Bringt der AI Act neue Regeln für die journalistische Praxis?

Mit dem AI Act hat die EU eine umfangreiche Verordnung auf den Weg gebracht, die abseits umstrittener Buzzwords wie „biometrische Echtzeitidentifizierung“ alle erdenklichen Facetten der „lernenden Maschinen“ betrifft. Während das Gesetz nach der Zustimmung des EU-Parlaments auf der Zielgeraden ist, häufen sich die Fragen über die Praxisrelevanz des kommenden Gesetzeswerks – insbesondere für Journalistinnen und Journalisten.

Für journalistisch Tätige beginnen die Nutzungsmöglichkeiten der neuen Technik mit Algorithmen-gestütztem Agenda-Setting und enden beim Einsatz generativer künstlicher Intelligenz (KI, englisch: „artificial intelligence“, AI), die binnen Sekunden einen vermeintlich druckfertigen Text zustande bringt.

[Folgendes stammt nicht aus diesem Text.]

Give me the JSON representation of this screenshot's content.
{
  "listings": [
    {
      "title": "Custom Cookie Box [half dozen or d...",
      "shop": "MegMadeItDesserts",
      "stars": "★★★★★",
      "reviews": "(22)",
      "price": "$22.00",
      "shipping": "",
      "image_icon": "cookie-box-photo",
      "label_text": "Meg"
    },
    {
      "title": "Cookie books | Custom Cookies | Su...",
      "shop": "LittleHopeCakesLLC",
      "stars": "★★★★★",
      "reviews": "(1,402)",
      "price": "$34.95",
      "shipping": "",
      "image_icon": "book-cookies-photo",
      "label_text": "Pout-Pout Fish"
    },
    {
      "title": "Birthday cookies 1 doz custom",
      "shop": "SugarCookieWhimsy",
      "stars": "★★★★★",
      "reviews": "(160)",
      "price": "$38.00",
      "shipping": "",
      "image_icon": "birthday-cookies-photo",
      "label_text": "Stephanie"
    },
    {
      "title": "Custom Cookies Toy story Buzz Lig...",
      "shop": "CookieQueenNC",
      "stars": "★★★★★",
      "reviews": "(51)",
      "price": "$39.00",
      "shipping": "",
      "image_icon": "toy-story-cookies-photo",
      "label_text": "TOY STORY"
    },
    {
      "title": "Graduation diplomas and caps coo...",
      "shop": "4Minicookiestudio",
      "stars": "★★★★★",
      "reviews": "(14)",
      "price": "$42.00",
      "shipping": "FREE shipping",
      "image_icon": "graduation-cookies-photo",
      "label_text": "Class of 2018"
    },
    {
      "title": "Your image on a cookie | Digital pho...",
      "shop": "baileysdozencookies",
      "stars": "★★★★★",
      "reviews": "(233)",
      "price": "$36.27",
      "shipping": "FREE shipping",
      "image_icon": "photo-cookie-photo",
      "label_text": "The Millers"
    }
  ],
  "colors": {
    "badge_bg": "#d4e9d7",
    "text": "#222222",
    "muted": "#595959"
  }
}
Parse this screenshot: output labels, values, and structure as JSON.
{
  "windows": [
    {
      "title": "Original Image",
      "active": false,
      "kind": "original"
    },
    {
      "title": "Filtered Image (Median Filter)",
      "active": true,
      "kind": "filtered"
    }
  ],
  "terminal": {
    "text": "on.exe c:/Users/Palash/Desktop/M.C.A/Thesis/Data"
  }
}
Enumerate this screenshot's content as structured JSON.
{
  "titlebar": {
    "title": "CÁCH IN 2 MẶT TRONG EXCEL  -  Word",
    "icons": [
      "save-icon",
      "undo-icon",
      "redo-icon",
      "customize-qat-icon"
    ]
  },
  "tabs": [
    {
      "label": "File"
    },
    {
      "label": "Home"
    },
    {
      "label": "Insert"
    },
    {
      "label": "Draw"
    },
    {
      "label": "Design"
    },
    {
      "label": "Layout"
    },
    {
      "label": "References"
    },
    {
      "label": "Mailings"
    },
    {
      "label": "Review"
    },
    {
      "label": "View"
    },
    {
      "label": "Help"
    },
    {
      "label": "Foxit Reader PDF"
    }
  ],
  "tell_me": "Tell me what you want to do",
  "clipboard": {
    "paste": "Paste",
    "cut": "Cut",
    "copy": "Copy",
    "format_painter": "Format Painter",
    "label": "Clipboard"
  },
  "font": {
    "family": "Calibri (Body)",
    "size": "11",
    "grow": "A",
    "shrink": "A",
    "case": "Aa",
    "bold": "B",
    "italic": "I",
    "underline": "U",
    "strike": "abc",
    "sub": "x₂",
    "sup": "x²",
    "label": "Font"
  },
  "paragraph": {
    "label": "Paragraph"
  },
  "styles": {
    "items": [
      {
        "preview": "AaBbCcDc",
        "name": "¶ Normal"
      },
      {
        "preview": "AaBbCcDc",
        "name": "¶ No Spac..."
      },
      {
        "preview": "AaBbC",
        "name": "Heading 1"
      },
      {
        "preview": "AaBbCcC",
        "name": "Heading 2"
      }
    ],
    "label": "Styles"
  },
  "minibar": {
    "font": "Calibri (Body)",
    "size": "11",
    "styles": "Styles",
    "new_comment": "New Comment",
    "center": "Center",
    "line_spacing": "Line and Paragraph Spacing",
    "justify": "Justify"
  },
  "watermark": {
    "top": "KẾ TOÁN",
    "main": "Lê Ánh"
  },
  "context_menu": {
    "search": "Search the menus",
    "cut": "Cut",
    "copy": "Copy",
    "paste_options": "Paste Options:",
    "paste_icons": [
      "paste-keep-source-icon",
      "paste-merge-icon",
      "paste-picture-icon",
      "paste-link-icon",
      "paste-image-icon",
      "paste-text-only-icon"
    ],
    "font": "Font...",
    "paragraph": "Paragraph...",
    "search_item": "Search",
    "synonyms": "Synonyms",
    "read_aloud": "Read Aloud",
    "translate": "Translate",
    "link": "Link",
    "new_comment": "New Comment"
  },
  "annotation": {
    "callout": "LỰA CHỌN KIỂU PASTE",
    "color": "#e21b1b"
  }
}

Das wirft Fragen auf wie zum Beispiel diese: Wo setzt der Artificial Intelligence Act die Grenze und was habe ich als Journalistin bzw. als Journalist jetzt zu beachten? Und wie schütze ich meine Inhalte davor, an datenhungrige Deep-Learning-Modelle verfüttert zu werden? Der folgende Beitrag von Rechtsanwalt Christian Solmecke gibt einen rechtlichen Überblick für die Praxis.

Muss ich KI-Inhalte kennzeichnen?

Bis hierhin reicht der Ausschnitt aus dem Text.